All those involved, but especially the forestry machine operators, must also be trained in the use of the software and in the new processes. Another challenge for data exchange that takes place in real time, rather than at the end of the day, is the poor mobile network reception in large parts of the forest. The question of who will pay the costs associated with all these issues must also be addressed.

Advantages of data integration

There are numerous advantages to continuous digital data exchange for those involved:

  • The digital job order saves the harvester operator time configuring the harvester, and there are fewer errors due to media interruptions.
  • Thanks to the digital map material, the machine operators can find their way around the stand better and thus have fewer questions for the operations manager.
  • The forwarder driver can plan his trips better and thus approach skid trails in a more targeted manner.
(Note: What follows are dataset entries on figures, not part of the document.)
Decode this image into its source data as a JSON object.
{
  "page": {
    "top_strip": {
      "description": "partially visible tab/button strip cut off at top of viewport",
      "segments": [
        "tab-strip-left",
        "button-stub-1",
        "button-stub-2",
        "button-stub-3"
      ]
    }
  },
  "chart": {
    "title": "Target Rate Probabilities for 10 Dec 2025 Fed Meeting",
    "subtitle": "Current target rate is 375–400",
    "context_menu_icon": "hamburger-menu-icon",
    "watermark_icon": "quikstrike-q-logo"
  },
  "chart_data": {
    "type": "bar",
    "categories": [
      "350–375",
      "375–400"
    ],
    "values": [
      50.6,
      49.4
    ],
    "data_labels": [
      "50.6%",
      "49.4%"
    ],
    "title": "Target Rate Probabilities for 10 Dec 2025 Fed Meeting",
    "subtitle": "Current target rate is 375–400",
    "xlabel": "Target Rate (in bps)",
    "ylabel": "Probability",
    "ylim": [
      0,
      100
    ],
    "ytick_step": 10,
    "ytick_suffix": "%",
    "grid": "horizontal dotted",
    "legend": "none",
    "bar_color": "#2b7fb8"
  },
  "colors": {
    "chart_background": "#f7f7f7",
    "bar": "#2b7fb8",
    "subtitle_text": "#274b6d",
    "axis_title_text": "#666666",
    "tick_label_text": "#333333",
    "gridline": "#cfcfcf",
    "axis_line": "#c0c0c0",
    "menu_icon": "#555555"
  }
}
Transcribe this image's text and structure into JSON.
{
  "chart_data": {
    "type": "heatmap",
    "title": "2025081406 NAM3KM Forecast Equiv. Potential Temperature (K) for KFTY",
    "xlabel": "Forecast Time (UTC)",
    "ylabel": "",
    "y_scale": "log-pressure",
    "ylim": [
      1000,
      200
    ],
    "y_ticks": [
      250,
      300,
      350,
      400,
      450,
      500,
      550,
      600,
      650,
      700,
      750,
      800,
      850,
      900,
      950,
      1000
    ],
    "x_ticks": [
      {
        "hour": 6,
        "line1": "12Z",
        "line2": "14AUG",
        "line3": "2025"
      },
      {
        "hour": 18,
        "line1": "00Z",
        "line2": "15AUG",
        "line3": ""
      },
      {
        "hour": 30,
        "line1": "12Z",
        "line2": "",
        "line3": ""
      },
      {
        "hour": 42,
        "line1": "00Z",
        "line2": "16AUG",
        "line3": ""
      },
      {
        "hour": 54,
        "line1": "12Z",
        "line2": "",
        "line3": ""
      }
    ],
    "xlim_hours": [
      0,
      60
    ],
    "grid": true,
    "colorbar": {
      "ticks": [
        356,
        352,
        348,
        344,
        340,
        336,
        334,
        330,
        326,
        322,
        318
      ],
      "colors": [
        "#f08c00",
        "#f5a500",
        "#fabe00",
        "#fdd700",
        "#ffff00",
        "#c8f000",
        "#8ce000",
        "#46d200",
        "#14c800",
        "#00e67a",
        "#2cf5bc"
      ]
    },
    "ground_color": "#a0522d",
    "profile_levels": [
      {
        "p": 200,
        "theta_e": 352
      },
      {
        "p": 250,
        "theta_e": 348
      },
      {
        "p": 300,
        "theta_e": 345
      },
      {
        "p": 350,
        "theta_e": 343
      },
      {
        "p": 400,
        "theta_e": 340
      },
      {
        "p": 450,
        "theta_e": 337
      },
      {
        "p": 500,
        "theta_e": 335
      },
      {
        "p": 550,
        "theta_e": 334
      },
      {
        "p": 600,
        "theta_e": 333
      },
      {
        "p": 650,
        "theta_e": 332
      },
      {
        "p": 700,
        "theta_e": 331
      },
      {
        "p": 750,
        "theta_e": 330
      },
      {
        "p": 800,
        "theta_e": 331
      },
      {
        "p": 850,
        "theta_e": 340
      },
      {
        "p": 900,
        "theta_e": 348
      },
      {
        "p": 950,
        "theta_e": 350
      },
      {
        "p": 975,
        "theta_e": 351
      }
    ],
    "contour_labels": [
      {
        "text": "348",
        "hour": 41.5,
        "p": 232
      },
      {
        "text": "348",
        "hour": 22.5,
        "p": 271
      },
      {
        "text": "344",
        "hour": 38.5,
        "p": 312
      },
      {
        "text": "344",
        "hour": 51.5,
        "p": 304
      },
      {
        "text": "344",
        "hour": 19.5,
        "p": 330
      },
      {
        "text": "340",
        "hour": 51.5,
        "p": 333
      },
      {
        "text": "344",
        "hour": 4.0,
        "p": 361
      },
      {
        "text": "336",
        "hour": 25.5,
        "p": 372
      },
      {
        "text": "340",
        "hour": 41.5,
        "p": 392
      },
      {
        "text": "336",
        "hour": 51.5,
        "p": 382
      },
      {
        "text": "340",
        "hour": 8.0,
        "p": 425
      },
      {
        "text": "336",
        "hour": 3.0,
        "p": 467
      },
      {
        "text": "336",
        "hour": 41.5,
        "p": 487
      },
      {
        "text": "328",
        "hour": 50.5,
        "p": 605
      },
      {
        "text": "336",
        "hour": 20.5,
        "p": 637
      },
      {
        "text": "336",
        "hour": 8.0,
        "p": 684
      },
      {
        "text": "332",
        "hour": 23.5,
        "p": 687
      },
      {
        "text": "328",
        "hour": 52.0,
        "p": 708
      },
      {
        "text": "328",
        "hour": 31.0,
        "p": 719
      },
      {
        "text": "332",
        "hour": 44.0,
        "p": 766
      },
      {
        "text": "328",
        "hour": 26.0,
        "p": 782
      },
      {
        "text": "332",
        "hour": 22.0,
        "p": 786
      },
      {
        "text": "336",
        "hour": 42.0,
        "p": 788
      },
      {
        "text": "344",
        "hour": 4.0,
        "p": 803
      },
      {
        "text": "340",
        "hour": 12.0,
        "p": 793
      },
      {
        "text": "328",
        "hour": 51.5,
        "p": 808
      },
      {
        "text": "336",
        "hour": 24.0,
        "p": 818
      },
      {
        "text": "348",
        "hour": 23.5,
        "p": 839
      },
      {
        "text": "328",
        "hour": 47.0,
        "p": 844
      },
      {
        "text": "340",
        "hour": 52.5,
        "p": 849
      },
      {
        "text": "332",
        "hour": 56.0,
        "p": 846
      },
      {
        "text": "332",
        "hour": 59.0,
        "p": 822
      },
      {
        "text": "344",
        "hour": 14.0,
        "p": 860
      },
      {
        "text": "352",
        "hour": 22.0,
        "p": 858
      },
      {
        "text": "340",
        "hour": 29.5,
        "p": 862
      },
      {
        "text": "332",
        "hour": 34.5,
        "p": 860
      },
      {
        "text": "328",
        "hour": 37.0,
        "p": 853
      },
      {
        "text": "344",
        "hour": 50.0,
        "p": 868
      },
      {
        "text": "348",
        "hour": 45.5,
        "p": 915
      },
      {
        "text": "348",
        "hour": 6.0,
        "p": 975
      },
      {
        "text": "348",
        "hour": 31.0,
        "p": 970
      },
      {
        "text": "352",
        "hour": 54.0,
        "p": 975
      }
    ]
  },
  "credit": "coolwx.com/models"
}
This also means that no more wood is forgotten in the forest.
  • The forest owners’ association or forest enterprise receives information about the harvested timber earlier, and the data quality is better.
  • Thanks to the improved planning basis, it is possible to act more flexibly in the process chain and to handle timber removal more quickly.
  • The faster removal of the timber from the forest reduces the risk of a loss in value due to blue stain and bark beetle infestation and, in the case of an already existing bark beetle infestation, its further spread.
  • With the flexibility gained, it is possible to react to fluctuations in customer demand and thus to improve market and customer orientation.
  • The forwarder driver’s targeted approach to the skid trails means he avoids search and inspection runs and thus unnecessary driving on the ground.

Overall, the use of harvester data improves communication and the efficiency of the timber supply process.

Summary

As a result of StanForD, it is possible to obtain standardised forestry machine data. If the timber supply process is adapted to StanForD, a continuous data flow can be created. Only if all parties involved in the timber supply process are willing to exchange and mutually agree to reimburse the data can harvester data integration in the timber supply process in Bavaria succeed. This will benefit all stakeholders and result in the optimisation of the timber supply.